Missing data is a common problem in data analysis. One of the successful approaches is k-Nearest Neighbor (kNN), a simple approach that leverages known information to impute unknown values with a relatively high degree of accuracy.
In this gentle introduction to kNN, we discuss the key concepts and applications, including:
- Measuring distance
- Selecting the optimal k
- Common use cases for kNN, including predictive regression models
- Advantages and disadvantages of the kNN approach
Note: This training is an exclusive benefit to members of the Statistically Speaking Membership Program and part of the Stat’s Amore Trainings Series. Each Stat’s Amore Training is approximately 90 minutes long.
About the Instructor
Richard Dunks is the founder of Datapolitan, a small business focused on helping public sector organizations cultivate a more data-driven culture through training, project work, and strategy consulting.
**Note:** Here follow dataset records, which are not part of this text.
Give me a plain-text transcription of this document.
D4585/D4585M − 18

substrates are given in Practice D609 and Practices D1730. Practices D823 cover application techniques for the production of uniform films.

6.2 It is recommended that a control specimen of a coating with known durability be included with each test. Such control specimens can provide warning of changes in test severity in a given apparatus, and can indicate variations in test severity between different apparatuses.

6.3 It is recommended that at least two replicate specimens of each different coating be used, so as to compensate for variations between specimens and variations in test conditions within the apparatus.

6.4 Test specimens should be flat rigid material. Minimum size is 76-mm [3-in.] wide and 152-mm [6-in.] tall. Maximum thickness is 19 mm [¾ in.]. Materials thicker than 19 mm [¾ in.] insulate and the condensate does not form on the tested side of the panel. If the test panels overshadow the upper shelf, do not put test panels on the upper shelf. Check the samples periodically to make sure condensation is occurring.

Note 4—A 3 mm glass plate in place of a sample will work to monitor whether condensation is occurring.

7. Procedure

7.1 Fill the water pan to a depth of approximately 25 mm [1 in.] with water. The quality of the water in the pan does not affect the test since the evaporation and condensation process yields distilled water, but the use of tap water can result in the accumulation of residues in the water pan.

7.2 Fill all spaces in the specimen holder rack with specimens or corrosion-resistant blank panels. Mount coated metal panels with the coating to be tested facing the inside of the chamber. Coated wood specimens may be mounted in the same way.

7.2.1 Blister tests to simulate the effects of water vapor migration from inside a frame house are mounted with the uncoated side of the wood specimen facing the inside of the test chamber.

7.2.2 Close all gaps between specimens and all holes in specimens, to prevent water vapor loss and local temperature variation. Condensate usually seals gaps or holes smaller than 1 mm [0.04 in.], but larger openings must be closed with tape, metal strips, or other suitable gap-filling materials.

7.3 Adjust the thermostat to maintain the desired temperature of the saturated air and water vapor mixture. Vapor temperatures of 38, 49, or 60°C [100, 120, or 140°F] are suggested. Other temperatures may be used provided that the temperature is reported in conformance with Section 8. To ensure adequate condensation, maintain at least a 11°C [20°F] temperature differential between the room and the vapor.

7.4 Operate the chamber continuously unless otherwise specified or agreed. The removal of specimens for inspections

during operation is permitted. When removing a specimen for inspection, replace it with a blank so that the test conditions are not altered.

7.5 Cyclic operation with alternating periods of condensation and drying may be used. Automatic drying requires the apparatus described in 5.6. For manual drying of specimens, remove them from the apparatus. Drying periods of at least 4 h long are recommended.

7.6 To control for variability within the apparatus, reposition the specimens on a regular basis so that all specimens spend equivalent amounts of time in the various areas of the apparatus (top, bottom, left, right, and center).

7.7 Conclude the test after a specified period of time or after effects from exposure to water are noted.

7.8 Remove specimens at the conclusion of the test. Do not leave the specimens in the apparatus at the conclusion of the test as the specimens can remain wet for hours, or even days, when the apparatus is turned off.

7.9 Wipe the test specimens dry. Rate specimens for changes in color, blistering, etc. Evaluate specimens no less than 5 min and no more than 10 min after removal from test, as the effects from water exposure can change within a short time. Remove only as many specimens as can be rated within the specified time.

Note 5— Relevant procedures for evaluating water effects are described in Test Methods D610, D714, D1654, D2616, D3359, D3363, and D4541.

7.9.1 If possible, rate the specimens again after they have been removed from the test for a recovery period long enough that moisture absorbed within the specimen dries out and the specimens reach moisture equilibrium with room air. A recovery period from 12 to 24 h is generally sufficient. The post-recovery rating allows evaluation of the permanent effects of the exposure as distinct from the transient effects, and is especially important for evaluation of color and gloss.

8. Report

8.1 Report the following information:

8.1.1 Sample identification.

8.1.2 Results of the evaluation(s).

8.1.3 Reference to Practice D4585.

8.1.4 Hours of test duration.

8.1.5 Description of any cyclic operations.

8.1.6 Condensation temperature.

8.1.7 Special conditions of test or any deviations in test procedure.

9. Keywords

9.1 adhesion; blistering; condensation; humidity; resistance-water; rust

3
Richard has over 6 years of experience as a data analyst in the public sector and since graduating from NYU’s Center for Urban Science and Progress in 2014, has been working with innovative local government agencies and forward-thinking non-profit organizations across the country. Richard is also an instructor with the Center for Government Excellence at Johns Hopkins University, teaching data governance, performance management, and other key topics in local government innovation to public sector employees across the country as part of Bloomberg Philanthropies What Works Cities initiative. A Las Vegas native, Richard currently lives in Dallas, TX.